At 20ms latency, the CPU overhead was identical with that of the Philip Rees Prescott 3.2GHz system I reviewed in SOS January 2005, which is extremely impressive for a processor with a 2.4GHz clock speed! At 4ms the results were also very close to the Prescott system, and by extrapolating the fastest Intel Northwood I've measured (the 3.4GHz Carillon system I reviewed in SOS September 2004) I calculate that on this music test at least, the AMD Athlon 64 3700+ would provide performance roughly equivalent to a 3.7GHz Northwood processor, if we could buy one.
So, I can finally agree with all those musicians who have already extolled the virtues of the Athlon 64 range — it seems you really can equate AMD's model number (in this case 3700+) with an Intel P4 Northwood processor of roughly similar clock speed, even when running audio applications. What's more, performance should further improve once Microsoft finally release the 64-bit version of Windows XP (see box).
You can order Dawsons computers on-line using the web-site PC builder to assemble your own choice of components, or by phone to one of the Dawsons shops. They offer a 12-month guarantee on their PC systems, and during the first three months this also includes all handling charges to and from the workshops should it need to be returned to base. During the latter nine months the customer has to pay to send the system back, although Dawsons will still cover the return courier cost. After this initial 12-month period, they offer a free health check, and are still happy to provide customer advice and any other information that proves necessary.
First-line support is via the Hi-tech departments of their many stores, and if there are any problems that can't be resolved by telephone support, their repair system provides second-line support direct to the dedicated computer department within 24 hours. They say that repairs are typically carried out and sent back on the same day.
In recent months I've been lucky enough to have three radically different PC systems for review, and the results have been fascinating. Inta Audio's AMD Opteron 146 system was extremely quiet, and its 2.0GHz processor offered plug-in and soft-synth performance roughly equivalent to a Pentium 4C 3.2GHz processor, while the Phil Rees Prescott 3.2GHz Pentium 4 defied expectations by being even quieter and turning in results closer to a P4C 3.4GHz processor, showing that the Prescott is better than many people have claimed, although more expensive to keep cool quietly.
However, this Dawsons Athlon 64 3700+ system with its 2.4GHz processor held its own in my tests with the 3.2GHz Prescott despite being considerably cheaper. Part of the reason for its lower price is reflected in the higher level of acoustic noise, but the Athlon 64 seems to be so easy to cool that it wouldn't be difficult to significantly drop the noise level by using a different power supply and one of Dawsons' silencing packs, which wouldn't bump up the price significantly.

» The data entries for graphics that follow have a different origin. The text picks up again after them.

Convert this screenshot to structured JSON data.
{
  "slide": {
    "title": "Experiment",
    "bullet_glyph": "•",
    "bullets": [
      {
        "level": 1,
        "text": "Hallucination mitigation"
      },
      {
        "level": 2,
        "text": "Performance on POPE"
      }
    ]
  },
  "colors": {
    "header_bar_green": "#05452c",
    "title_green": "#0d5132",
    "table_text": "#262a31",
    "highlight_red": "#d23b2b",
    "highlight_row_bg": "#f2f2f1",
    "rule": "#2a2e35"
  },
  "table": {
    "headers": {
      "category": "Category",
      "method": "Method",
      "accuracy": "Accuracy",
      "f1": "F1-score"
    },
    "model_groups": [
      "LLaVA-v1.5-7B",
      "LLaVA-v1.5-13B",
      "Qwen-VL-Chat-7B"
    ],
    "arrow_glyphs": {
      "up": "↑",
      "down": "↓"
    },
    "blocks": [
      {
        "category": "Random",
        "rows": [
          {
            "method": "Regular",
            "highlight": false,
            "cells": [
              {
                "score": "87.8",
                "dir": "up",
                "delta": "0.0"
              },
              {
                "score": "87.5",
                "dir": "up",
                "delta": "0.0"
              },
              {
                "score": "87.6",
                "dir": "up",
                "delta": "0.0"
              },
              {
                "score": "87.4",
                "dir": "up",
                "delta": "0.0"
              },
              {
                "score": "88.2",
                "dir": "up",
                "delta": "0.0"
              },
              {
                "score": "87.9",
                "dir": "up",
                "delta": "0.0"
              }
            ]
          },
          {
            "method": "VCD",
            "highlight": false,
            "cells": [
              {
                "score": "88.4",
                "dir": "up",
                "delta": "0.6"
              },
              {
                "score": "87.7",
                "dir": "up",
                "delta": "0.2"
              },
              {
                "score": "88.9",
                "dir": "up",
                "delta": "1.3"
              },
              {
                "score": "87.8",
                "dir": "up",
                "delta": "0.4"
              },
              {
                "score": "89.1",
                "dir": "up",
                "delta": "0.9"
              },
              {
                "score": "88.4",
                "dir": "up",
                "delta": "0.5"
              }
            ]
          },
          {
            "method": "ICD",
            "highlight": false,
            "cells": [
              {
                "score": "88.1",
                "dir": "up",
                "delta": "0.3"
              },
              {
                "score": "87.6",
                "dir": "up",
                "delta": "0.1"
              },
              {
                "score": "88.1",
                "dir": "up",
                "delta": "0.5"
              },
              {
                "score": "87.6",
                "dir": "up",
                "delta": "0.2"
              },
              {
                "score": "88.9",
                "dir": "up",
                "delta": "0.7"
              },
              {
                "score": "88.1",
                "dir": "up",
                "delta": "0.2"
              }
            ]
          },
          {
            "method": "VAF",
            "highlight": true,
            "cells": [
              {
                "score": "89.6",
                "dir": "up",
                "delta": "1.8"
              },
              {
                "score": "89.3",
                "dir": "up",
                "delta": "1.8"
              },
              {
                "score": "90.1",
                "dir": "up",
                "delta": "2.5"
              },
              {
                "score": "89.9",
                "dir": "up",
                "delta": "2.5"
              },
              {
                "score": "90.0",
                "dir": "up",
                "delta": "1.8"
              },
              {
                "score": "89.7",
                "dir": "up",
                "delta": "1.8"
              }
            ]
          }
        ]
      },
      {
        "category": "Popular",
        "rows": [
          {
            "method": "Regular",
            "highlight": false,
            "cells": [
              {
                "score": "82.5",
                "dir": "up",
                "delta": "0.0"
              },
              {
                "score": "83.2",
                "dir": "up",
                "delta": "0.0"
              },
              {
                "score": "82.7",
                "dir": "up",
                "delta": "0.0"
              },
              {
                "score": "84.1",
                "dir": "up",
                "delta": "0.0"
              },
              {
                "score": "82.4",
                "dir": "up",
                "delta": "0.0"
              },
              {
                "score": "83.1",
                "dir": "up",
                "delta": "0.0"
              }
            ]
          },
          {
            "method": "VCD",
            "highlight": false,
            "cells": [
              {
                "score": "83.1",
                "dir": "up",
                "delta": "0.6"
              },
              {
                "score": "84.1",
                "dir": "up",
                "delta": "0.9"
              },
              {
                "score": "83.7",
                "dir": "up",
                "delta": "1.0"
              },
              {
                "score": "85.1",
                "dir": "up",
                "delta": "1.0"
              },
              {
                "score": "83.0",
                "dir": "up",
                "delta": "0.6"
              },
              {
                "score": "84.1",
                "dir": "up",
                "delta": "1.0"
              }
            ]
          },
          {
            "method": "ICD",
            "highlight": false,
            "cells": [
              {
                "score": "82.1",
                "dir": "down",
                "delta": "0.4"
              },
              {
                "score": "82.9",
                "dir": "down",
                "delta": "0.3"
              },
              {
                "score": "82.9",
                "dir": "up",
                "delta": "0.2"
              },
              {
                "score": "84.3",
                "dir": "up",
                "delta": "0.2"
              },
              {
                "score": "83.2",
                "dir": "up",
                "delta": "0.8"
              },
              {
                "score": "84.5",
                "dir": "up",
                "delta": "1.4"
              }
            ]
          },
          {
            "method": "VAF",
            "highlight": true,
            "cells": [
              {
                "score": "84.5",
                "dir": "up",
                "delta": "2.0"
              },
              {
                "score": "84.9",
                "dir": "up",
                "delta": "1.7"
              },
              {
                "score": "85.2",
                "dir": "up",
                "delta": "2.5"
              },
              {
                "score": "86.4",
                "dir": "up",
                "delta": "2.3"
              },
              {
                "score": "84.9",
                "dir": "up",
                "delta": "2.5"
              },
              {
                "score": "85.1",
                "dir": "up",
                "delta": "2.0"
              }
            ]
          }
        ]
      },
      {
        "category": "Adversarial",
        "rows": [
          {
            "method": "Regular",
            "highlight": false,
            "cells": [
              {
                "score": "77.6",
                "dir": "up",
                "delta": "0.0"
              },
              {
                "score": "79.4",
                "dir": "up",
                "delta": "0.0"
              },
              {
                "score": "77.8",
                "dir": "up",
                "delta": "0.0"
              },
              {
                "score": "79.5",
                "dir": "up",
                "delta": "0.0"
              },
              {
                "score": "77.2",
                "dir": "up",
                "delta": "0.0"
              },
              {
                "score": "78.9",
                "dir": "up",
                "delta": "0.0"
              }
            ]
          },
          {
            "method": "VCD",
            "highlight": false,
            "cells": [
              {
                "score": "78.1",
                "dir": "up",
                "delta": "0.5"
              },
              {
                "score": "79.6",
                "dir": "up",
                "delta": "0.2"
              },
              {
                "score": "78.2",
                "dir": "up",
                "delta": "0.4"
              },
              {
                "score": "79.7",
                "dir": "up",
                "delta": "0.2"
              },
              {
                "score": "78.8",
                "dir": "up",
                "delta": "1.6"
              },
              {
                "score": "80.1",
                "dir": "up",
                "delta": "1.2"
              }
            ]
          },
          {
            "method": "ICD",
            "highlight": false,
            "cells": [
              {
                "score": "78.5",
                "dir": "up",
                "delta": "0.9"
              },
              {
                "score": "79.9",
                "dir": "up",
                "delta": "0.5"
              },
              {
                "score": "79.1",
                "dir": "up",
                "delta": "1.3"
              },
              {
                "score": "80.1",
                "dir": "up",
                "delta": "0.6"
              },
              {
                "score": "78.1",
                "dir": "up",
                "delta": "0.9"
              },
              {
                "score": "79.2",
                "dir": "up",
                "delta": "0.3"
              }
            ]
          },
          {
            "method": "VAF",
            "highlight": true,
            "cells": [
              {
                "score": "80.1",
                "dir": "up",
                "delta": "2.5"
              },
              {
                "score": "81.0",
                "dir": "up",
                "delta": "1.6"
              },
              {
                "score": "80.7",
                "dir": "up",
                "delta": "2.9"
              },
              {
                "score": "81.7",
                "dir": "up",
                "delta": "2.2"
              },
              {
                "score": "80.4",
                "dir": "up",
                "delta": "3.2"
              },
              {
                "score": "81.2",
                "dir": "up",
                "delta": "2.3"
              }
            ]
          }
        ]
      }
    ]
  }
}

With plug-in and soft-synth performance for the Athlon 64 3700+ proving roughly equivalent to a P4C 3.7GHz processor, it really makes you question whether paying extra for any Intel Prescott system is worthwhile. Judging by various conversations I've had with specialist music PC builders over the last few months, there do seem to be a few remaining compatibility and reliability concerns with the Athlon 64 range when used with some audio interfaces, but I didn't experience any problems with this system during the review period, and lots of musicians are using such systems in the field with similar success.
Overall I have to give this Dawsons Athlon 64 system a definite thumbs-up, although personally I'd forego the fashionable case in favour of a quieter one with a better power supply, and be prepared to pay a little extra — after all, it's very good value for money to start with!